Shaohua Li wrote:
> On Tue, 2007-11-13 at 12:07 +0100, Petr Tesarik wrote:
>> On Mon, 2007-11-12 at 16:30 -0800, Roland McGrath wrote:
>>> [...]
>>> If you do the artificial test using a long sleep in arch_ptrace_stop,
>>> then you can probably produce this by hand with gdb. Have the process
>>> doing raise(SIGCHLD) or some other harmless signal. The traced
>>> process will stop to report the signal to gdb, and then gdb will sit
>>> at the prompt before resuming it (given "handle SIGFOO stop" if not
>>> default).
>>> If your sleep is long enough, it won't be hard to get your SIGKILL in there.
>>> Then when gdb is sitting, the traced process may still be sitting too.

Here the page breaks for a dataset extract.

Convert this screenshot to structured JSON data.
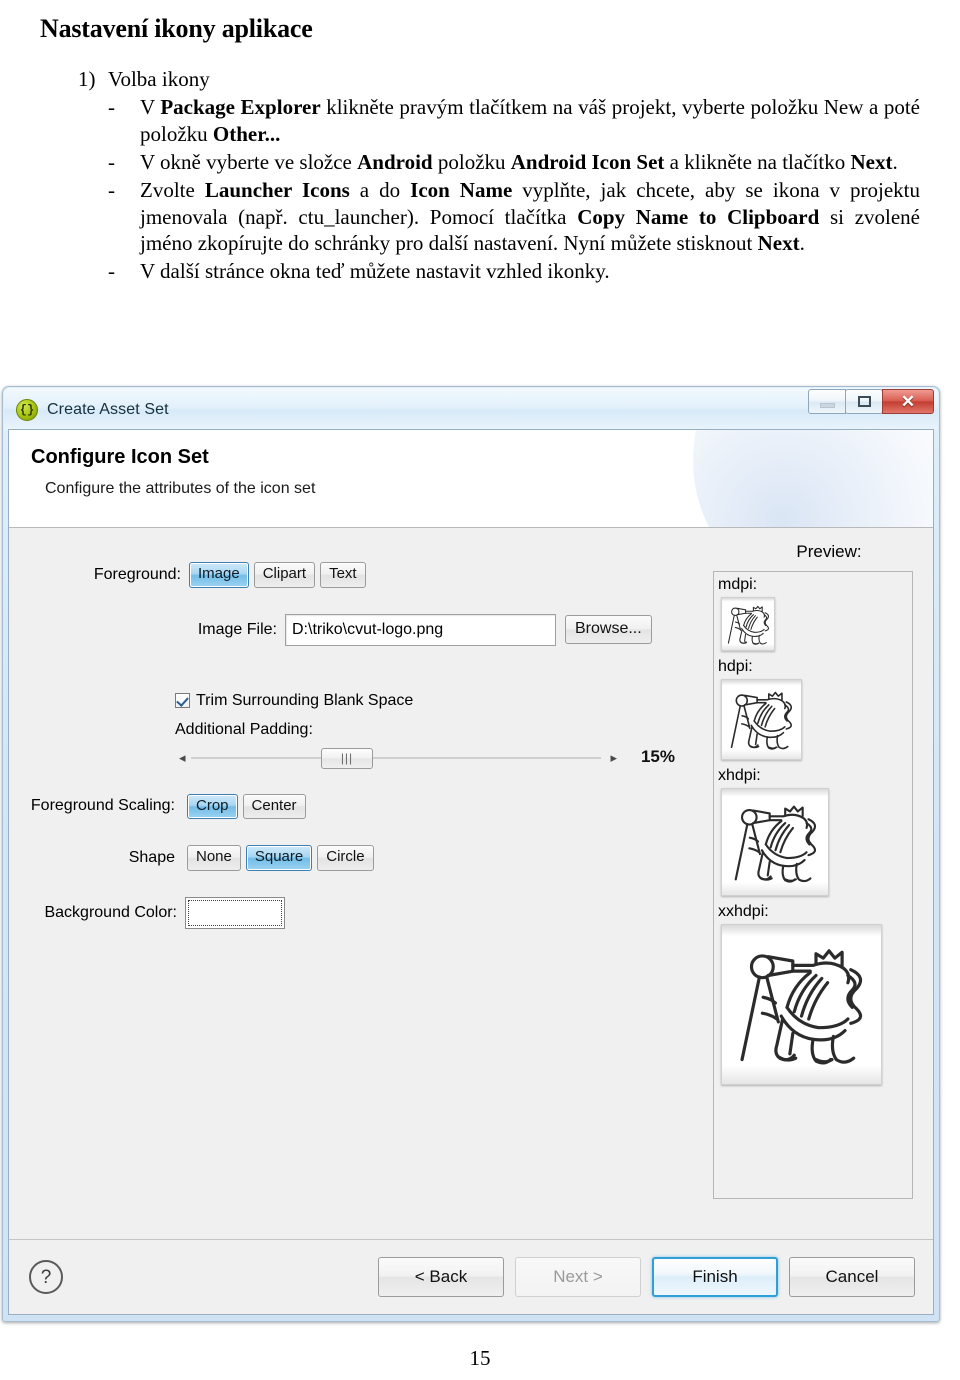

>>> But it should have gone away instantly from SIGKILL.
>> I found it extremely difficult to trigger the race condition without the
>> articifial test - arch_ptrace_stop() only sleeps if the user page is not
>> present, but in the common case the register stack backing store will
>> have been quite recently accessed by the process.
>>
>> It should be possible to create a large file, flush the page cache, put
>> the RSE into lazy mode, flush it and map the register stack from that
>> file, so that no memory accesses to the backing store are done before
>> ptrace_stop(), but for the time being I placed an msleep(100) after
>> arch_ptrace_stop().
>>
>> Anyway, I produced a test case which succeeds when the call to
>> sigkill_pending() is in and fails when it's commented out. I'm attaching
>> it here (the kernel patch to follow).
> So without the sigkill_pending() check, your test case will print an
> error, and otherwise, nothing. This is expected output, right? Looks I
> can reproduce it here.
Yes - you can also check the exit code - it is TEST_OK (=0) if the test
passes, TEST_FAILED (=1) if it fails in a known way and TEST_ABORTED
(=2) if something went wrong unexpectedly.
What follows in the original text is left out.